Clusters are groups of sectors is what I read. So if there were bad clusters then why didn't I get a msg saying that I had so many KB of bad sectors instead of 0 kb in bad sectors. Is the Event Viewer lying to me or are the bad sectors/ clusters now hidden so it shows up as no bad anything? I run the chkdsk all the time on people's computers and I only have seen a few times that bad clusters or sectors have been replaced and then show up as no bad sectors.
Just wondered why this was. I don't need a description of Chkdsk. I have read that info many times. The computer that I was on was an XP OS.

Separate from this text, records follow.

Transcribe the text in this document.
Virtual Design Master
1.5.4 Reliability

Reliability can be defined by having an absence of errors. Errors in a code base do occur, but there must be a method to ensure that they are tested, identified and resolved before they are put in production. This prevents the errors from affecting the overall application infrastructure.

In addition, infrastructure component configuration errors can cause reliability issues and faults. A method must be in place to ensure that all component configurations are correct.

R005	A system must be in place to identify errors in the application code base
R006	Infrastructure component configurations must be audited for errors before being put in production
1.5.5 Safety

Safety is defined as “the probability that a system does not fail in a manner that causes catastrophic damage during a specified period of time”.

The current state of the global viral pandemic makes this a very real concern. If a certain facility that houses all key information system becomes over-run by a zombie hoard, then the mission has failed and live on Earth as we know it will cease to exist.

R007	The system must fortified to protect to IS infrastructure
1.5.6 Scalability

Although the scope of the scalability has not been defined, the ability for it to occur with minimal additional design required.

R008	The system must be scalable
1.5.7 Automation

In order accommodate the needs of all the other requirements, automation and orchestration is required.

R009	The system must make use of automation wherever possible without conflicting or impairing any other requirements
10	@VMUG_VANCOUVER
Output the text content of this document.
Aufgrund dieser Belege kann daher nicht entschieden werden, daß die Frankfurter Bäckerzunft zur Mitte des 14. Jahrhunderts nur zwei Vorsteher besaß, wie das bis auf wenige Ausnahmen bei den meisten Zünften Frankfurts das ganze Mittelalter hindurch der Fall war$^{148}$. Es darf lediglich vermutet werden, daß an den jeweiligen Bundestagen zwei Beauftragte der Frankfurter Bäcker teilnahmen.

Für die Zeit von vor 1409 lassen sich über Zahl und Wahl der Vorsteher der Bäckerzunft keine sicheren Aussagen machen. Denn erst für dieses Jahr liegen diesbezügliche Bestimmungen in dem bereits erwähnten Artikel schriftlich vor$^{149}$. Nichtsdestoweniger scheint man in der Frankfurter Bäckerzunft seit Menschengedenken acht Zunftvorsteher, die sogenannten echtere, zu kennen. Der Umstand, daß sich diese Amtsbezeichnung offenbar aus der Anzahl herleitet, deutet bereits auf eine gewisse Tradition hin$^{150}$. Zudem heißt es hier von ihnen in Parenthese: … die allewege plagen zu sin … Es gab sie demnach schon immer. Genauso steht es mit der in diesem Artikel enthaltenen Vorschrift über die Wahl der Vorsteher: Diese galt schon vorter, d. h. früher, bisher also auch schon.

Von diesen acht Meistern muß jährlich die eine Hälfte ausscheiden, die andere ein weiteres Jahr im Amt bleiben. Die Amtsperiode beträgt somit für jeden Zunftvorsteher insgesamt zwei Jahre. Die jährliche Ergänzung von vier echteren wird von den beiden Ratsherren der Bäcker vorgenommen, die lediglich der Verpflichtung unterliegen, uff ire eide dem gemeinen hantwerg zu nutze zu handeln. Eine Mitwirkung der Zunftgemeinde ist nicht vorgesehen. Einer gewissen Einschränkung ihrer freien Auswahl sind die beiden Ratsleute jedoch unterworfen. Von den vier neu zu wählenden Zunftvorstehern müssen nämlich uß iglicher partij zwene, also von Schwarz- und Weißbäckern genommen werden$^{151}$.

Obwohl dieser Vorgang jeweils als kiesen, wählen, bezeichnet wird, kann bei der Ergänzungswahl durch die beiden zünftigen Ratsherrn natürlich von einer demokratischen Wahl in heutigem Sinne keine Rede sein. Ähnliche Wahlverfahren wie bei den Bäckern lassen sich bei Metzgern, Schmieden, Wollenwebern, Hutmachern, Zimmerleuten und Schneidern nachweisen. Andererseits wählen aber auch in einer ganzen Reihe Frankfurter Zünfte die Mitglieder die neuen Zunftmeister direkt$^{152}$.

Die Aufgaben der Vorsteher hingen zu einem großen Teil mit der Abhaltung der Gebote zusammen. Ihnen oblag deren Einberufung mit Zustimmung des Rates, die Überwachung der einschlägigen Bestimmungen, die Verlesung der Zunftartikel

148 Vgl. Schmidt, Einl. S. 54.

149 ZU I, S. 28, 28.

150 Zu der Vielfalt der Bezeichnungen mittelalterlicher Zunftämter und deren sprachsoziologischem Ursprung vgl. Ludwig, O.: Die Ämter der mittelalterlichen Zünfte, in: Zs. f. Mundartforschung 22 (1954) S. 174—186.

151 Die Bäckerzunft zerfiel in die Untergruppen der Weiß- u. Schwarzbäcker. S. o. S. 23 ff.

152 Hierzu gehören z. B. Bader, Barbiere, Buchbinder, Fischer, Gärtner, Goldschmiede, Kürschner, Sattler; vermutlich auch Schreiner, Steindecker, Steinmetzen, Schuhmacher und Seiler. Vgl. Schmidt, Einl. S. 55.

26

Another computer mystery unsolved.
You probably ran chkdsk with the /F or /R switches. When you run with these options, the bad sectors are hidden and are excluded from the hard-drive space. This is why that you have a count of 0 sectors or clusters in error.
I never use chkdsk. I use the manufacturer test utilities off UBCD. If it fails the quick test, get your data off and toss it. You can try the "fix" option, but in my experience it's a waste of time. You just get more and more errors.
Exactly, once a drive starts having problems, the best thing is to back-up and replace.
No I went to Hard drive properties>>tools>>check now>>Put checks in both boxes and restarted.
I always do it this way, with the two checkmarks. I probably do this at least once a week on customer's computers. Just 1 in maybe 30 times it shows bad sectors indicated or clusters and at the bottom of that same page they indicate 0 Kb in bad sectors.
Sometimes I will run the HD utility on them like Seatools and it will indicate PASS on an HD with bad sectors or clusters.
CHKDSK is designed to help solve problems with the operating system's file structure.
A hard drive manufacturer's diagnostic utility checks for hardware problems. It doesn't care what file structure, if any, is being used.
Yep. It would be a waste of time to try and run CHKDSK on failing hardware.
If the hardware check out okay though, but there is still some sort of file-related problem, then a "CHKDSK /R" would be the next step.